More to the point: if we had the grasp of Tanach of the baalei midrash and their religious depth and responsiveness, it would be great to have new midrashim, midrash that derives from our world in a kind of correspondence with the world of chazal. I can see that such a thing might be wonderful. But I don’t at all feel the need for a sharpening up of the imagery and its transformation into or replacement by metaphysical theses. As Wittgenstein thinks about language, its fine as it is, messy as it is. (Only a partial analogy.)
I’m probably getting carried away, but it’s a little like figuring out what Cezanne was trying to say and replacing his images with theses.
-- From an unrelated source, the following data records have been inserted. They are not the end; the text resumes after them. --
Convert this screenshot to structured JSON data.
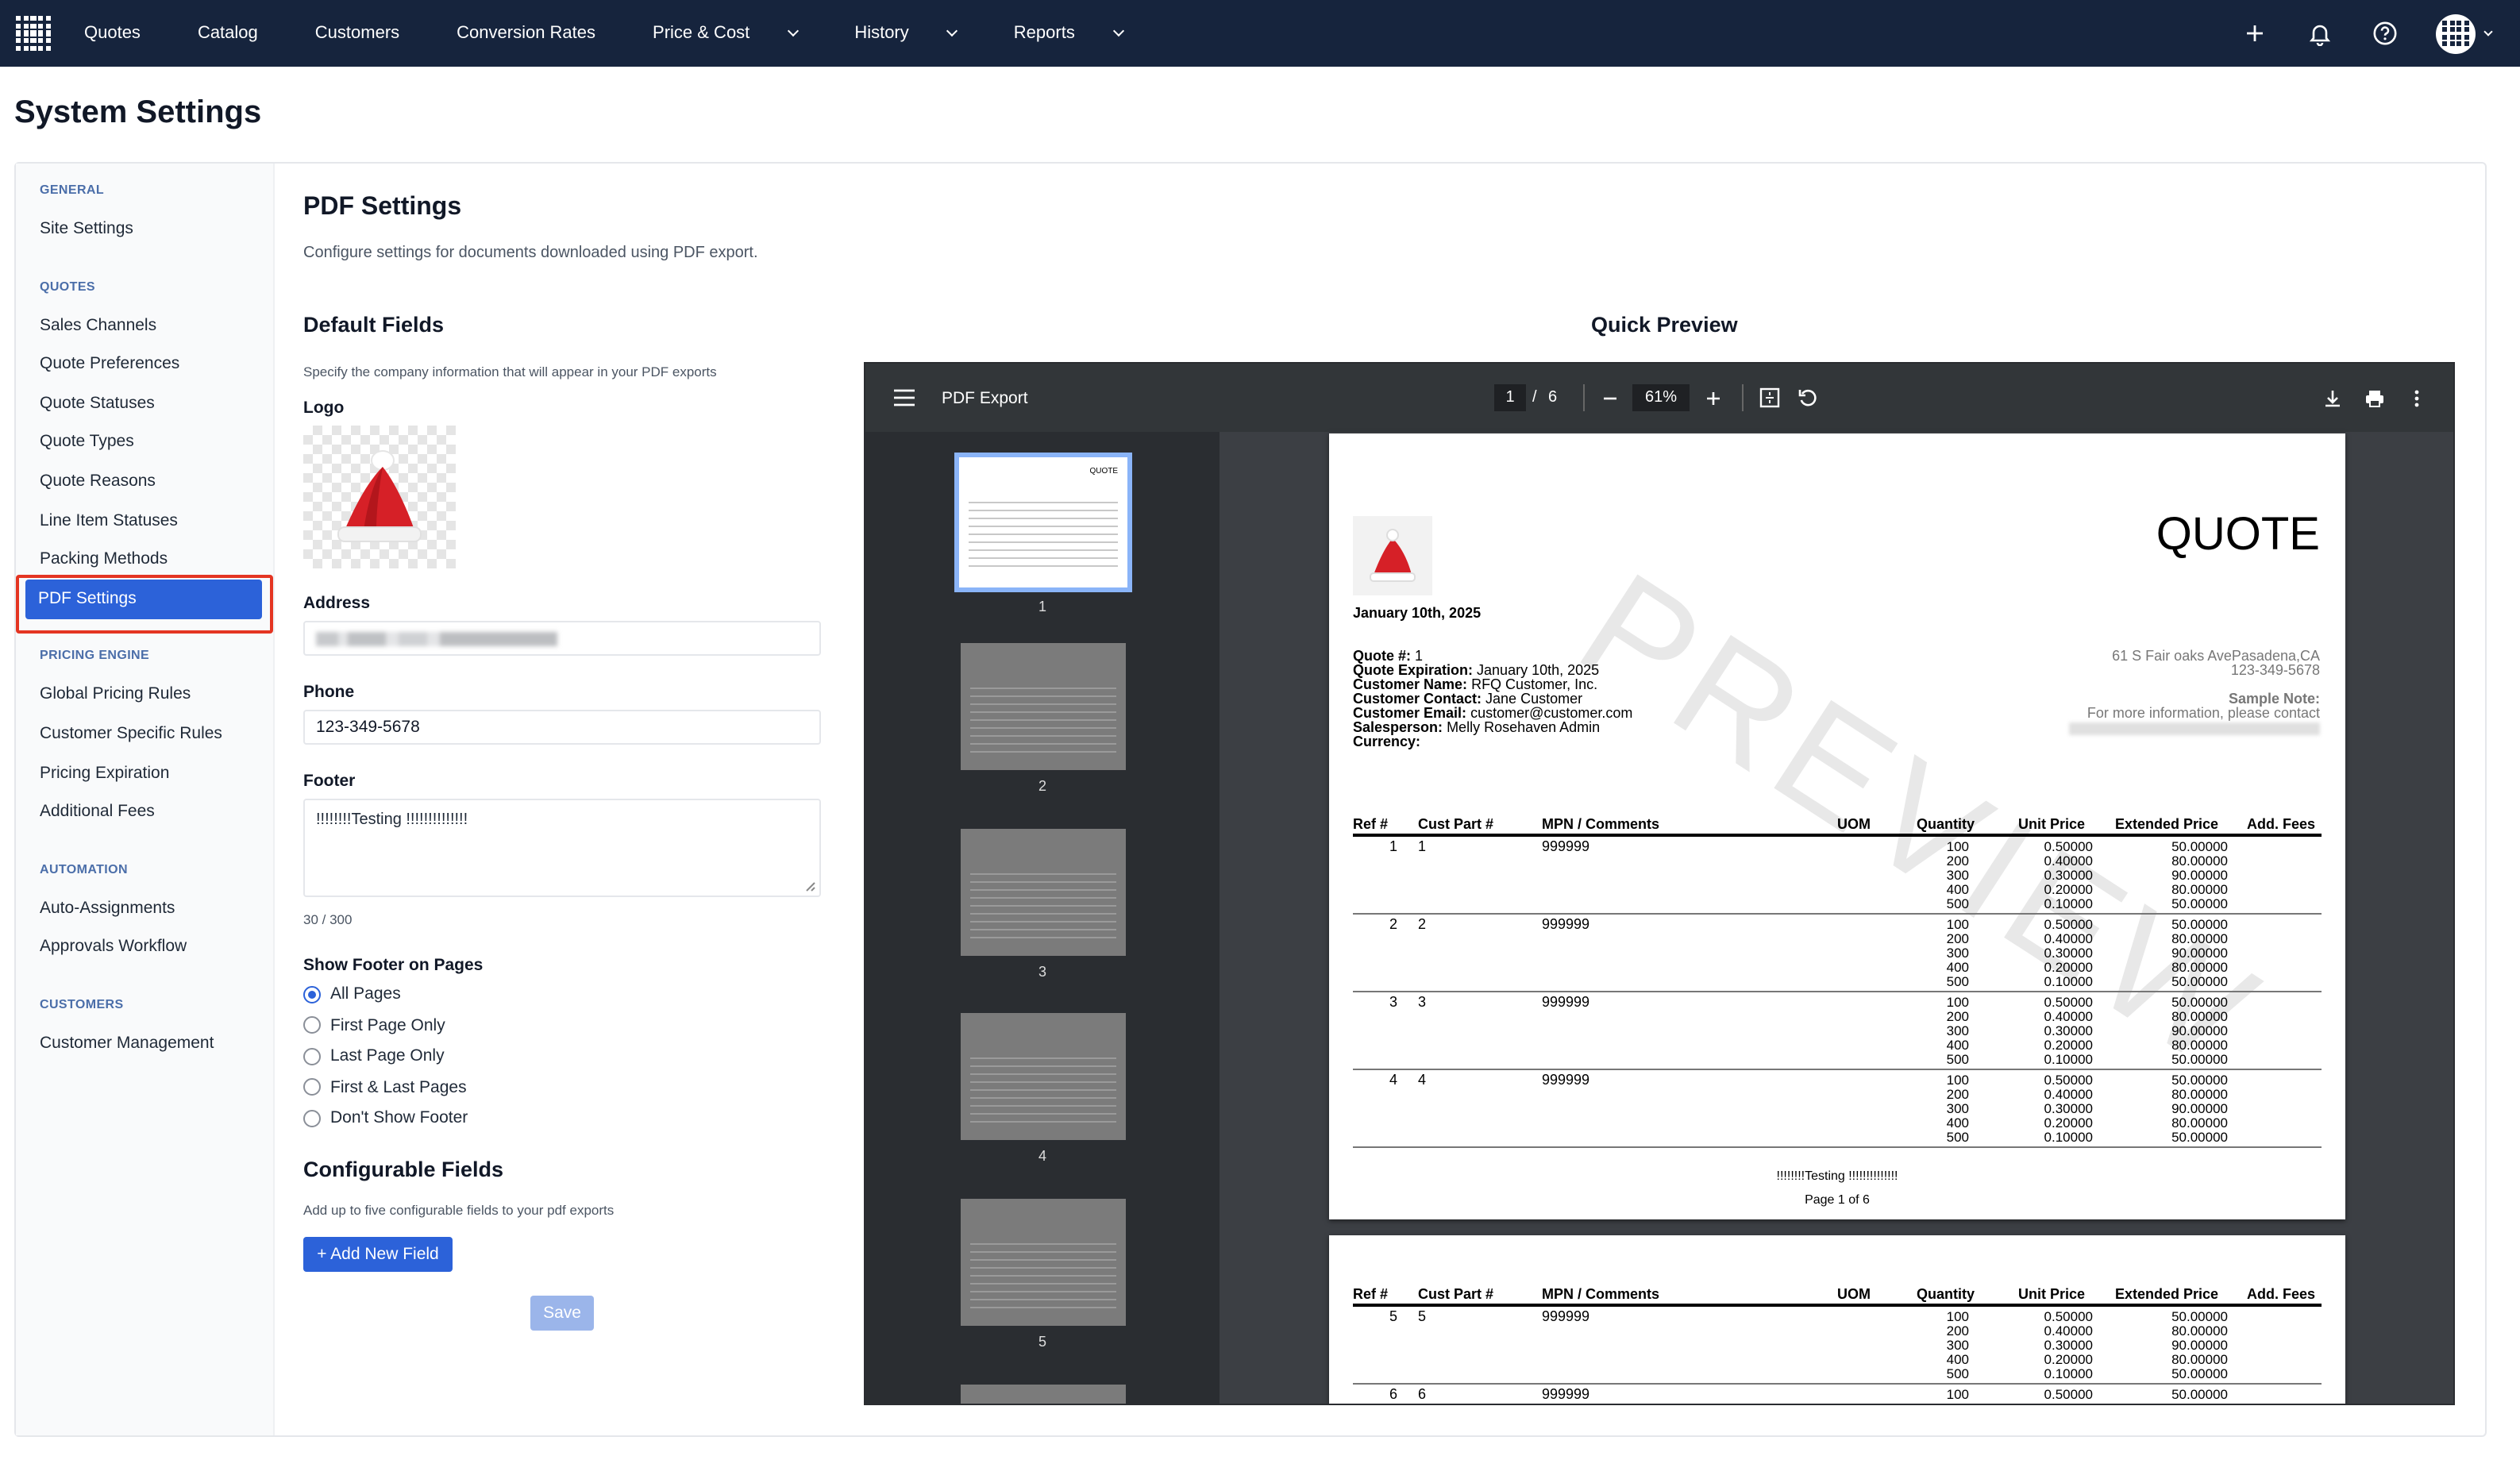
{
  "nav": {
    "links": [
      "Quotes",
      "Catalog",
      "Customers",
      "Conversion Rates",
      "Price & Cost",
      "History",
      "Reports"
    ],
    "dropdown_flags": [
      false,
      false,
      false,
      false,
      true,
      true,
      true
    ]
  },
  "page": {
    "title": "System Settings"
  },
  "sidebar": {
    "sections": [
      {
        "label": "GENERAL",
        "items": [
          "Site Settings"
        ]
      },
      {
        "label": "QUOTES",
        "items": [
          "Sales Channels",
          "Quote Preferences",
          "Quote Statuses",
          "Quote Types",
          "Quote Reasons",
          "Line Item Statuses",
          "Packing Methods",
          "PDF Settings"
        ]
      },
      {
        "label": "PRICING ENGINE",
        "items": [
          "Global Pricing Rules",
          "Customer Specific Rules",
          "Pricing Expiration",
          "Additional Fees"
        ]
      },
      {
        "label": "AUTOMATION",
        "items": [
          "Auto-Assignments",
          "Approvals Workflow"
        ]
      },
      {
        "label": "CUSTOMERS",
        "items": [
          "Customer Management"
        ]
      }
    ],
    "active": "PDF Settings"
  },
  "pdf_settings": {
    "title": "PDF Settings",
    "description": "Configure settings for documents downloaded using PDF export.",
    "default_fields_title": "Default Fields",
    "default_fields_desc": "Specify the company information that will appear in your PDF exports",
    "logo_label": "Logo",
    "address_label": "Address",
    "phone_label": "Phone",
    "phone_value": "123-349-5678",
    "footer_label": "Footer",
    "footer_value": "!!!!!!!!Testing !!!!!!!!!!!!!!",
    "footer_count": "30 / 300",
    "show_footer_label": "Show Footer on Pages",
    "footer_options": [
      "All Pages",
      "First Page Only",
      "Last Page Only",
      "First & Last Pages",
      "Don't Show Footer"
    ],
    "footer_selected": "All Pages",
    "configurable_title": "Configurable Fields",
    "configurable_desc": "Add up to five configurable fields to your pdf exports",
    "add_field_button": "+ Add New Field",
    "save_button": "Save"
  },
  "preview": {
    "title": "Quick Preview",
    "viewer_title": "PDF Export",
    "page_current": "1",
    "page_sep": "/",
    "page_total": "6",
    "zoom": "61%",
    "thumb_numbers": [
      "1",
      "2",
      "3",
      "4",
      "5"
    ]
  },
  "quote_doc": {
    "heading": "QUOTE",
    "date": "January 10th, 2025",
    "watermark": "PREVIEW",
    "fields": [
      {
        "k": "Quote #:",
        "v": " 1"
      },
      {
        "k": "Quote Expiration:",
        "v": " January 10th, 2025"
      },
      {
        "k": "Customer Name:",
        "v": " RFQ Customer, Inc."
      },
      {
        "k": "Customer Contact:",
        "v": " Jane Customer"
      },
      {
        "k": "Customer Email:",
        "v": " customer@customer.com"
      },
      {
        "k": "Salesperson:",
        "v": " Melly Rosehaven Admin"
      },
      {
        "k": "Currency:",
        "v": ""
      }
    ],
    "address_line1": "61 S Fair oaks AvePasadena,CA",
    "address_line2": "123-349-5678",
    "sample_note_label": "Sample Note:",
    "sample_note_text": "For more information, please contact",
    "columns": [
      "Ref #",
      "Cust Part #",
      "MPN / Comments",
      "UOM",
      "Quantity",
      "Unit Price",
      "Extended Price",
      "Add. Fees"
    ],
    "quantities": [
      "100",
      "200",
      "300",
      "400",
      "500"
    ],
    "unit_prices": [
      "0.50000",
      "0.40000",
      "0.30000",
      "0.20000",
      "0.10000"
    ],
    "extended_prices": [
      "50.00000",
      "80.00000",
      "90.00000",
      "80.00000",
      "50.00000"
    ],
    "rows_page1": [
      {
        "ref": "1",
        "cust": "1",
        "mpn": "999999"
      },
      {
        "ref": "2",
        "cust": "2",
        "mpn": "999999"
      },
      {
        "ref": "3",
        "cust": "3",
        "mpn": "999999"
      },
      {
        "ref": "4",
        "cust": "4",
        "mpn": "999999"
      }
    ],
    "rows_page2": [
      {
        "ref": "5",
        "cust": "5",
        "mpn": "999999"
      },
      {
        "ref": "6",
        "cust": "6",
        "mpn": "999999"
      }
    ],
    "footer_text": "!!!!!!!!Testing !!!!!!!!!!!!!!",
    "page_label": "Page 1 of 6"
  }
}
Don’t hold me to that one; a mere association.
About the instability you mention, what could be more so than the wildly different extant theological constructions, from the Maimonidean Aristotlelean-by-way-of-the-NeoPlatonists, to the kabbalists, etc.
Without wanting to descend into ordinary language philosophy, which had many faults, I like the Wittgensteinian line you paraphrase.
Dani had mentioned to me, in conversation, that metaphor (especially ineliminable metaphor) is some sort of linguistic defect that we shouldn’t pay attention to. Many philosophers would agree with him. But to my mind, if a philosophy of language ends up telling a language (that native speakers find totally unproblematic) what it should and shouldn’t be doing, then something has gone wrong with the philosophy rather than with the language.
I’m not sure whether this has to be seen as a move towards post-modernism.
Michale Rae recently presented some work in progress of his on the Theory of Atonement in Christian thought. His basic contention, which is obviously liable to change, and hasn’t been published yet, was that there is no Christian theory of Atonement!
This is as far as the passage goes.